Ma per la fusione nucleare i tempi sono lunghi. La maggior parte degli esperti  concorda sul fatto che la fusione nucleare non potrà dare un contributo significativo alla decarbonizzazione entro la metà del secolo e, nella fattispecie, si stima che Helion, nelle proiezioni più ottimistiche, riuscirà a produrre, nel 2029,  energia sufficiente ad alimentare solo 40.000 famiglie medie negli Stati Uniti. Nel frattempo,  si è valutato che ChatGPT, il chatbot creato da OpenAI a San Francisco (California), stia già consumando l’energia di 33.000 case. Secondo gli esperti, una ricerca guidata dall'intelligenza artificiale generativa utilizza da quattro a cinque volte l'energia di una ricerca web convenzionale e, nel giro di pochi anni, è probabile che i grandi sistemi di AI avranno bisogno di così tanta energia,  quanto quella di  intere nazioni.

E non è solo energia. I sistemi di intelligenza artificiale generativa necessitano anche di enormi quantità di acqua dolce per raffreddare i loro processori e generare elettricità. A West Des Moines, Iowa, dove c’è  un gigantesco cluster,  o insieme di data center  che servono il modello più avanzato di OpenAI, GPT-4, una causa intentata da residenti ha rivelato che nel luglio 2022, il mese prima che OpenAI finisse di addestrare il nuovo modello, i data center avevano utilizzato circa il 6% dell'acqua del distretto. Inoltre, mentre Google e Microsoft preparavano i loro modelli linguistici Bard e Bing, sono stati registrati, secondo i rapporti ambientali delle società, picchi importanti nell’uso dell’acqua: rispettivamente aumenti del 20% e del 34% in un anno. Una ricerca (preprint) su arxiv  suggerisce che, entro il 2027 a livello globale, la domanda di acqua per l’intelligenza artificiale potrebbe essere la metà di quella del Regno Unito e, in un altro lavoro (su arxiv), i ricercatori sull’intelligenza artificiale di Facebook hanno paragonato gli effetti ambientali della ricerca di scala del settore, a quelli che si avrebbero quando”un’elefante entra in una stanza”.
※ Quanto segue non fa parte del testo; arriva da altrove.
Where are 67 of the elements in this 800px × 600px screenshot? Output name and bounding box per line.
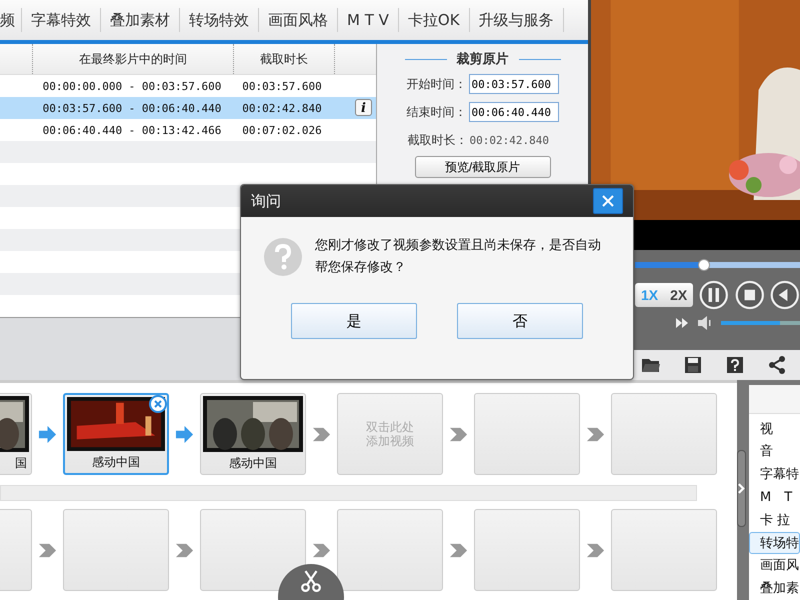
info-button[interactable]: i [355,99,372,116]
list-item[interactable]: 视 [749,418,800,440]
list-item[interactable]: 字幕特 [749,463,800,486]
panel-title: 裁剪原片 [456,50,508,68]
table-cell-text: 00:00:00.000 - 00:03:57.600 [42,80,222,92]
table-cell-text: 00:06:40.440 - 00:13:42.466 [42,124,222,136]
menu-tab[interactable]: 画面风格 [259,8,338,32]
rewind-icon[interactable] [770,278,800,312]
dialog-button[interactable]: 否 [457,303,583,339]
close-button[interactable] [593,188,623,214]
stop-icon[interactable] [734,278,764,312]
field-label: 结束时间： [406,104,466,120]
arrow-icon [38,424,57,444]
list-item[interactable]: 画面风 [749,554,800,578]
duration-value: 00:02:42.840 [470,134,550,146]
speed-button[interactable]: 2X [664,283,694,307]
volume-icon[interactable] [697,316,713,330]
share-icon[interactable] [767,356,787,374]
collapse-handle[interactable] [737,450,746,527]
dialog-button[interactable]: 是 [291,303,417,339]
menu-tab[interactable]: 卡拉OK [398,8,470,32]
arrow-icon [175,424,194,444]
table-row[interactable]: 00:03:57.600 - 00:06:40.440 00:02:42.840 i [0,97,376,119]
table-cell-text: 00:07:02.026 [241,124,323,136]
dialog-message: 您刚才修改了视频参数设置且尚未保存，是否自动帮您保存修改？ [315,237,602,277]
list-item[interactable]: 音 [749,440,800,464]
table-cell-text: 00:03:57.600 - 00:06:40.440 [42,102,222,114]
table-row[interactable]: 00:00:00.000 - 00:03:57.600 00:03:57.600 [0,75,376,97]
end-time-field[interactable]: 00:06:40.440 [468,102,558,122]
clip-caption: 国 [15,455,27,472]
field-label: 截取时长： [408,132,468,148]
progress-slider[interactable] [635,262,800,268]
folder-icon[interactable] [641,356,661,374]
field-label: 开始时间： [406,76,466,92]
menu-tab[interactable]: M T V [338,8,399,32]
list-item[interactable]: 卡 拉 [749,508,800,532]
list-item[interactable]: 转场特 [749,532,800,554]
table-cell-text: 00:02:42.840 [241,102,323,114]
list-item[interactable]: M T [749,486,800,509]
menu-tab[interactable]: 升级与服务 [470,8,564,32]
scissors-icon [300,570,322,592]
fast-forward-icon[interactable] [675,317,689,329]
menu-tab[interactable]: 字幕特效 [22,8,101,32]
table-row[interactable]: 00:06:40.440 - 00:13:42.466 00:07:02.026 [0,119,376,141]
menu-tab[interactable]: 叠加素材 [101,8,180,32]
list-item[interactable]: 叠加素 [749,577,800,600]
table-cell-text: 00:03:57.600 [241,80,323,92]
help-icon[interactable] [725,356,745,374]
menu-tab[interactable]: 频 [0,8,22,32]
question-icon [263,237,303,277]
empty-slot[interactable] [200,509,306,591]
clip-caption: 感动中国 [92,454,140,471]
close-icon[interactable] [149,395,167,413]
pause-icon[interactable] [699,278,729,312]
menu-tab[interactable]: 转场特效 [180,8,259,32]
clip-caption: 感动中国 [229,455,277,472]
start-time-field[interactable]: 00:03:57.600 [468,74,558,94]
dialog-title: 询问 [251,192,281,210]
clip-slot[interactable]: 感动中国 [200,393,306,475]
close-icon [601,194,615,208]
clip-slot[interactable]: 国 [0,393,32,475]
save-icon[interactable] [683,356,703,374]
column-header: 截取时长 [234,44,335,74]
volume-slider[interactable] [721,321,800,325]
column-header: 在最终影片中的时间 [33,44,234,74]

A questo punto il mondo della ricerca chiede con urgenza  azioni pragmatiche per limitare subito gli impatti ecologici dell’intelligenza artificiale. Intanto, l’industria del settore potrebbe utilizzare meno energia costruendo modelli più efficienti e ripensare il modo in cui progetta ed utilizza i data center. Qualche modello virtuoso già esiste, ad esempio, il progetto BigScience in Francia che, con il suo modello BLOOM, simile in dimensioni al GPT-3 di Open-AI,  consuma meno carbonio e ha dimostrato che è possibile costruire modelli meno energivori. Ma il problema a livello generale esiste e per diverse ragioni, come ottenere dati accurati e completi sugli impatti ambientali e sapere quali sono i costi reali dell’intelligenza artificiale generativa. Sono segreti gelosamente custoditi da aziende poco incentivate a fare  cambiamenti. Le cifre ora a disposizione si basano su studi di laboratorio condotti da ricercatori e su dati diffusi dai governi locali.  Un problema che ha richiamato l’attenzione di politici e legislatori. Il 1° febbraio, i democratici statunitensi guidati dal senatore Ed Markey del Massachusetts hanno introdotto l’ Artificial Intelligence Environmental Impacts Act del 2024 . Il disegno di legge ordina al National Institute for Standards and Technology di collaborare con il mondo accademico, l’industria e la società civile per stabilire standard per la valutazione dell’impatto ambientale dell’IA e per creare un quadro di segnalazione volontaria per gli sviluppatori e gli operatori dell’IA. Resta incerto se la legislazione verrà approvata.